Pipeline
Like most compilers, TinyGo is a compiler built as a pipeline of transformations that each translate an input to a simpler output version (also called lowering). However, most of these part are not in TinyGo itself. The frontend is mostly implemented by external Go libraries, and most optimizations and code generation is implemented by LLVM.
This is roughly the pipeline for TinyGo:
- Lexing, parsing, and typechecking is done by packages in the standard library and in the golang.org/x/tools/go library.
- SSA construction (a very important step) is done by the golang.org/x/tools/go/ssa package.

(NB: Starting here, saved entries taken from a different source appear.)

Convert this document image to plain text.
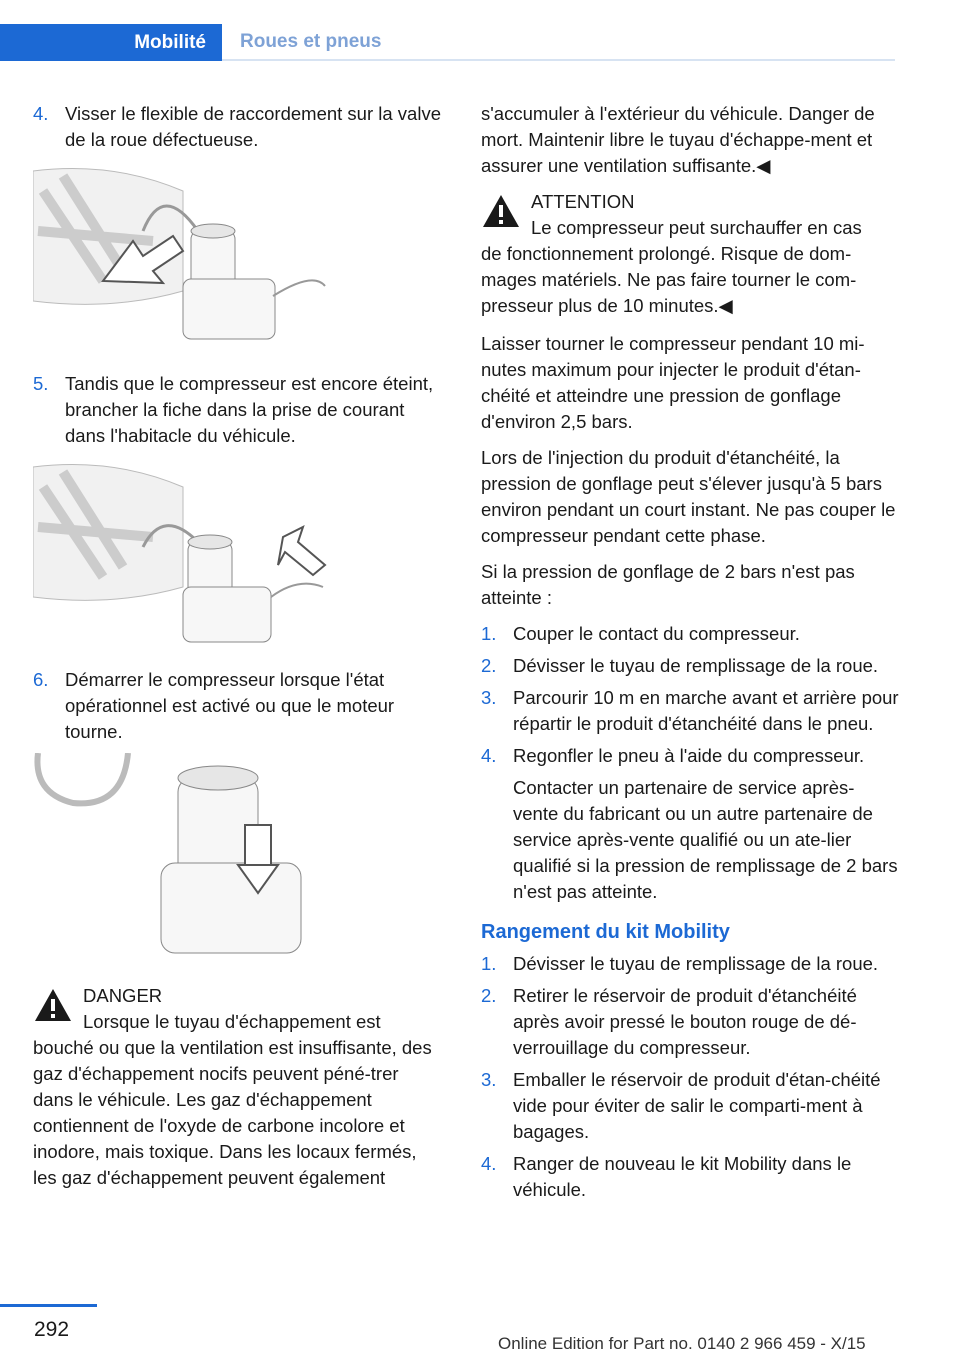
Mobilité	Roues et pneus
4. Visser le flexible de raccordement sur la valve de la roue défectueuse.
5. Tandis que le compresseur est encore éteint, brancher la fiche dans la prise de courant dans l'habitacle du véhicule.
6. Démarrer le compresseur lorsque l'état opérationnel est activé ou que le moteur tourne.
DANGER
Lorsque le tuyau d'échappement est
bouché ou que la ventilation est insuffisante, des gaz d'échappement nocifs peuvent péné‐trer dans le véhicule. Les gaz d'échappement contiennent de l'oxyde de carbone incolore et inodore, mais toxique. Dans les locaux fermés, les gaz d'échappement peuvent également
s'accumuler à l'extérieur du véhicule. Danger de mort. Maintenir libre le tuyau d'échappe‐ment et assurer une ventilation suffisante.◀
ATTENTION
Le compresseur peut surchauffer en cas
de fonctionnement prolongé. Risque de dom‐mages matériels. Ne pas faire tourner le com‐presseur plus de 10 minutes.◀
Laisser tourner le compresseur pendant 10 mi‐nutes maximum pour injecter le produit d'étan‐chéité et atteindre une pression de gonflage d'environ 2,5 bars.
Lors de l'injection du produit d'étanchéité, la pression de gonflage peut s'élever jusqu'à 5 bars environ pendant un court instant. Ne pas couper le compresseur pendant cette phase.
Si la pression de gonflage de 2 bars n'est pas atteinte :
1. Couper le contact du compresseur.
2. Dévisser le tuyau de remplissage de la roue.
3. Parcourir 10 m en marche avant et arrière pour répartir le produit d'étanchéité dans le pneu.
4. Regonfler le pneu à l'aide du compresseur.
Contacter un partenaire de service après‐vente du fabricant ou un autre partenaire de service après-vente qualifié ou un ate‐lier qualifié si la pression de remplissage de 2 bars n'est pas atteinte.
Rangement du kit Mobility
1. Dévisser le tuyau de remplissage de la roue.
2. Retirer le réservoir de produit d'étanchéité après avoir pressé le bouton rouge de dé‐verrouillage du compresseur.
3. Emballer le réservoir de produit d'étan‐chéité vide pour éviter de salir le comparti‐ment à bagages.
4. Ranger de nouveau le kit Mobility dans le véhicule.
292
Online Edition for Part no. 0140 2 966 459 - X/15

- The Go SSA is then transformed into LLVM IR by the compiler package. Both forms are SSA, but because Go SSA is higher level and contains Go-specific constructs (like interfaces and goroutines) this is non-trivial. However, the vast majority of the work is simply lowering the available Go SSA into LLVM IR, possibly calling some runtime library intrinsics in the process (for example, operations on maps).
- Go does a lot of initialization at runtime, which is really bad for code size. This includes all global variables: they are all initialized at runtime, not at compile time like C. So TinyGo interprets these functions at compile time as far as it is able to.
- The resulting IR is then first optimized by a mixture of handpicked LLVM
optimization passes, TinyGo-specific
optimizations (escape analysis,
string
-to-[]byte
optimizations, etc.) and custom lowering. For example, this is the time when interfaces are lowered to their final form to benefit from the optimizations already done until that point. - This LLVM IR is then optimized by the LLVM optimizer, which has a large array of standard optimization passes. This is the standard optimization pipeline as is also used by Clang.
- After all optimizations have run, a few fixups are needed for AVR for globals, because AVR has separate address spaces for flash and RAM. This is implemented by the compiler package.
- Finally, the resulting machine code is emitted by LLVM to an object file.
This is just the compiler. TinyGo can also automatically link the file and flash it to a device, if needed.